By JP Benitez, Attorney at Law
Last time on Fairey vs. the Associated Press: Shepard Fairey, an artist, went to court to declare his use of a news photograph of Obama at a press conference in making his now-infamous "Hope" poster was a fair use under the Copyright laws of the United States. The Associated Press (the owner of the copyright in the photo) counterclaimed that Fairey’s use constituted an infringement of their rights in the photo.
The LA Times culture blog links to a story covering more Shepard Fairey and his Obama poster legal antics. This time, Mr. Fairey pointed the finger back at the Associated Press suggesting that the AP’s use of his "Hope" poster image without obtaining his permission was inappropriate. One of Fairey’s affirmative defenses to the AP’s counterclaim (filed 4/14/09, page 29) notes:
"The doctrine of unclean hands and basic principles of equity prohibit The AP from contending that Counterclaim Defendants’ Obama Works infringe The AP’s copyrights when The AP itself exploits the copyrighted work of Fairey and other artists without permission and in a manner that is far less transformative than the Obama Works …"
One would hope Mr. Fairey would be a little more careful with his language. The legal equivalent of "he started it" may sound great when arguing about the case over a pint, but to even suggest that the AP might need to obtain a license before publishing reproductions of artists’ works in news stories could create bigger problems for artists going forward than having to incorporate phone calls, royalties and paperwork when meddling with appropriation art should Fairey lose this case. When nobody is making any money producing news these days, it’s hard to justify transaction costs in covering arts stories if your lead-in image requires clearance.
Now in full disclosure, for dramatic effect I’ve not been completely honest with my analysis. Fairey’s real gripe is not with any newspaper taking a picture of a work of art and using it in a story about the work, but with the AP’s licensing of those pictures to other publications without artist permission. And the AP doesn’t lack for chutzpah – in March, the Fairey document notes, the AP marketed their photograph licensing database by including a photo of Fairey’s mural-sized painting in the same theme (appropriately titled the "Obama Hope Mural") on the database ‘s homepage!
So why exactly is this language blog-worthy? Unlike how some headlines may have interpreted this statement, Fairey’s legal team isn’t exactly asserting an infringement. Fairey is defending the AP’s counterclaim of infringement by using an age old equitable maxim – one who comes into equity must come with clean hands. For those who aren’t wearing powdered wigs, Fairey is saying that since the AP does a certain type of bad thing, they can’t turn around and sue someone else for doing the same type of bad thing.

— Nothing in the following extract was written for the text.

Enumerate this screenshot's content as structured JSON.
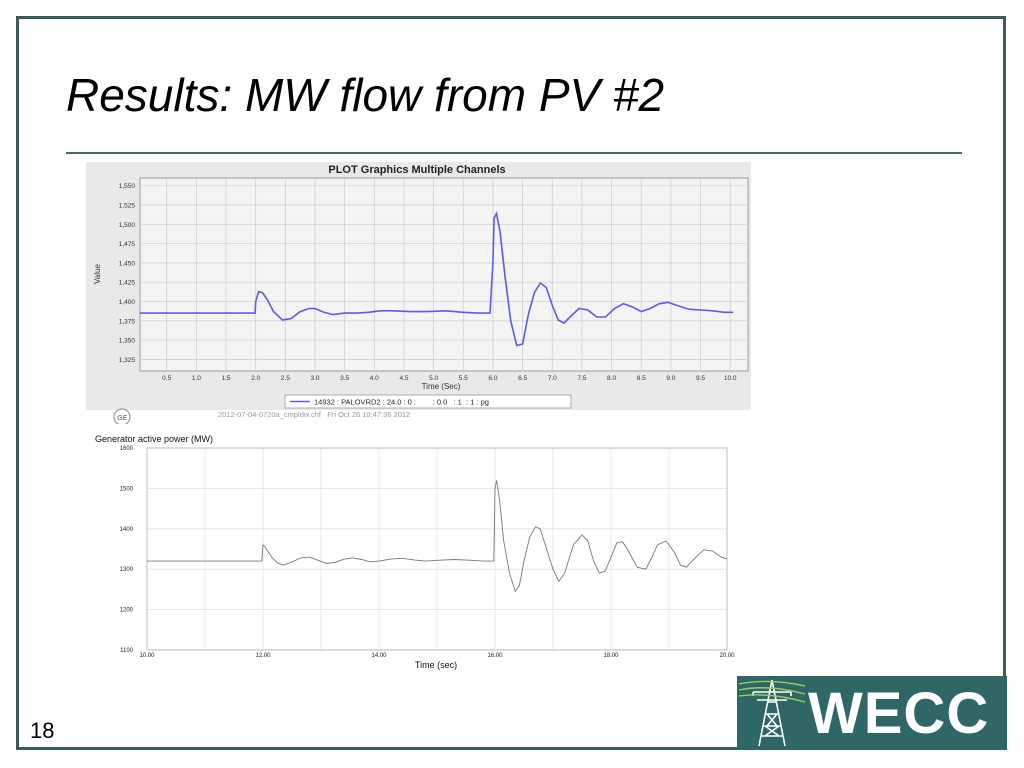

Of course, if this was an infringement count, the AP might assert their own "fair use" defense – that their use for "news reporting" (specifically singled out as a likely candidate for a fair use claim by the fair use statute itself) is "clean" even without requesting permission. As if this case weren’t already full of them, the argument begs even more questions testing the limits of fair use: Assuming it would be a fair use to take and publish a photograph of a work of art for a single news story, would it be a fair use to license that same fair photo?
10 years ago one would be pretty frightened for local media everywhere if the answer was "No" and the AP started building in the costs of clearing all of their own photos before licensing them outward (or simply choosing not to license photos that carried infringement risk). However, when everyone with a cell phone is a free-lance journalist and photographer, the loss of the AP’s "public service" in making its content available to local press (to the extent there is any left) would seem the least of an editor’s worries right now.